The insulation member 40 also defines the bushing receiving space or well 32
which substantially corresponds to the exterior shape of a loadbreak bushing 50.
Specifically, the bushing receiving space 32 includes an opening at the lower end of
the cap and substantially smooth walls leading to a teardrop 44 or radially grooved
section. The teardrop 44 is dimensioned to closely receive a corresponding teardrop
52 at a top axial end of the loadbreak bushing to thereby lock the cap onto the
bushing. Positioned above the teardrop to complete the bushing receiving space is an
inverted cup-shaped portion 46.
The insulating cap of the present invention eliminates both the metallic probe
26 and the conductive insert 22 of prior art insulating caps. Accordingly, the present
invention is easier to manufacturer as well as being less costly to make in view of the
reduced number of parts. Furthermore, the insulating cap of the present invention is
easier to install in the field since alignment of the probe is no longer required.
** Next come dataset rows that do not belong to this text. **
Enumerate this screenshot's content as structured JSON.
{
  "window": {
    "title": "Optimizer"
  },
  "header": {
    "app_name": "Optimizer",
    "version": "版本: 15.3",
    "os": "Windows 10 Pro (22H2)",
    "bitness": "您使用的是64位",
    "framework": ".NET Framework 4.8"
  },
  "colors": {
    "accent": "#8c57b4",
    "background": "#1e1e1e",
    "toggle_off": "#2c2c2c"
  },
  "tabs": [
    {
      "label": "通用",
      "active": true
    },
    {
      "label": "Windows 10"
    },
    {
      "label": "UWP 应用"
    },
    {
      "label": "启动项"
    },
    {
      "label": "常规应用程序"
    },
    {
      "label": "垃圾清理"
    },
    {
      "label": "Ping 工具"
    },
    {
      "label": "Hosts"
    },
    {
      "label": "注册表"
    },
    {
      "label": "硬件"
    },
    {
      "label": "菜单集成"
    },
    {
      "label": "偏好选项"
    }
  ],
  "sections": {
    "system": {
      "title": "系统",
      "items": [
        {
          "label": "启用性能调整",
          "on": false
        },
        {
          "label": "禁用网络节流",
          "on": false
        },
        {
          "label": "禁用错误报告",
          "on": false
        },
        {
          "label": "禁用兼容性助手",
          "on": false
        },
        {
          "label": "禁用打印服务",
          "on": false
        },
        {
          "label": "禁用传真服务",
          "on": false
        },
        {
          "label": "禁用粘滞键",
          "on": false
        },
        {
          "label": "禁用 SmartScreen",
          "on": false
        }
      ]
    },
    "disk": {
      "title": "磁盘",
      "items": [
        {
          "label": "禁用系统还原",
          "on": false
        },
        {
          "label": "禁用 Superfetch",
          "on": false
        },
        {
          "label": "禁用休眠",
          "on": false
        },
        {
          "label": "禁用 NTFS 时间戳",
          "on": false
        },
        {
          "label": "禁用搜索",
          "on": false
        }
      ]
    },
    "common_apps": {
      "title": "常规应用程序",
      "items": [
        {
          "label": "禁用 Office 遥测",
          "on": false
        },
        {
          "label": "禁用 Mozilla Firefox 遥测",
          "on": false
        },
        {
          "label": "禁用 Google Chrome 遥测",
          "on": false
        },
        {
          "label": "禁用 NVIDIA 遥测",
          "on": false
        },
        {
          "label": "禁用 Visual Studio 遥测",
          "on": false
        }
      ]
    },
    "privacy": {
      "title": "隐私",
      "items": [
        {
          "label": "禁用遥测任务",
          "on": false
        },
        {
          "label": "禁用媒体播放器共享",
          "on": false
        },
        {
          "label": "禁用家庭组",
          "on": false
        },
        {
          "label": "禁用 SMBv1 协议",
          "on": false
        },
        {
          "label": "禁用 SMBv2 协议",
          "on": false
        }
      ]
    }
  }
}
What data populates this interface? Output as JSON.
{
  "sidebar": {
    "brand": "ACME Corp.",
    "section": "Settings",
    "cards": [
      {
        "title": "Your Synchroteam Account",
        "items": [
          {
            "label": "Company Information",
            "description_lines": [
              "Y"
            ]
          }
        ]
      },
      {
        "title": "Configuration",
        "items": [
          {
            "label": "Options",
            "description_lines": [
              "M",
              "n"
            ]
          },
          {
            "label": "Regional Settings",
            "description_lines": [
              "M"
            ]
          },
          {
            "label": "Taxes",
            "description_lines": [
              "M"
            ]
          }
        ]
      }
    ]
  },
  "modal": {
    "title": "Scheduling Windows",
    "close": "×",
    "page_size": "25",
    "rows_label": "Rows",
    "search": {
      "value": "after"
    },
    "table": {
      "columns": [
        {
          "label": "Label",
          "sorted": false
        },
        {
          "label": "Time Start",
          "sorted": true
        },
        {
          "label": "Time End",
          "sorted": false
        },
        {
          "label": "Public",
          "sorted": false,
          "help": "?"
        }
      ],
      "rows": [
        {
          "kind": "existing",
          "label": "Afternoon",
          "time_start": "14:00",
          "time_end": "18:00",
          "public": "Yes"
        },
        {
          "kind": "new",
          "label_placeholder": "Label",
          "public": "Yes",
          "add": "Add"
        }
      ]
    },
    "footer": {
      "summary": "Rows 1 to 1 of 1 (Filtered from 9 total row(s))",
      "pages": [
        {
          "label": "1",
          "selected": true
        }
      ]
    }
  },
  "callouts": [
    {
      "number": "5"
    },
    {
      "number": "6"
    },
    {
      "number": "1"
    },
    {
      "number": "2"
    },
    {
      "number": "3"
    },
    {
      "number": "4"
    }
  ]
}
The
insulating cap is easily placed over the loadbreak bushing for assembly.
The insulating cap of the present invention works better than prior art
insulating caps by making the outer surface deadfront and by providing a cap, which
upon removal off a live bushing, does not allow system voltage to appear outside the
bushing and virtually eliminates the opportunity of a flashover. As discussed in the
background of the invention, prior art insulating caps allow system voltage to appear
"outside" the bushing and an electrical effect known as "corona" or flashover from
either the probe or the conductive insert to ground may occur. Since the insulating
cap of the present invention has eliminated the metallic probe and the conductive
insert, the opportunity of flashover from these components to ground has also been
eliminated. The insulating cap of the present invention does not make contact with
any energized portion of the loadbreak bushing.
While a preferred embodiment of the invention has been shown and described,
modifications thereof can be made by one skilled in the art without departing from the
spirit of the invention.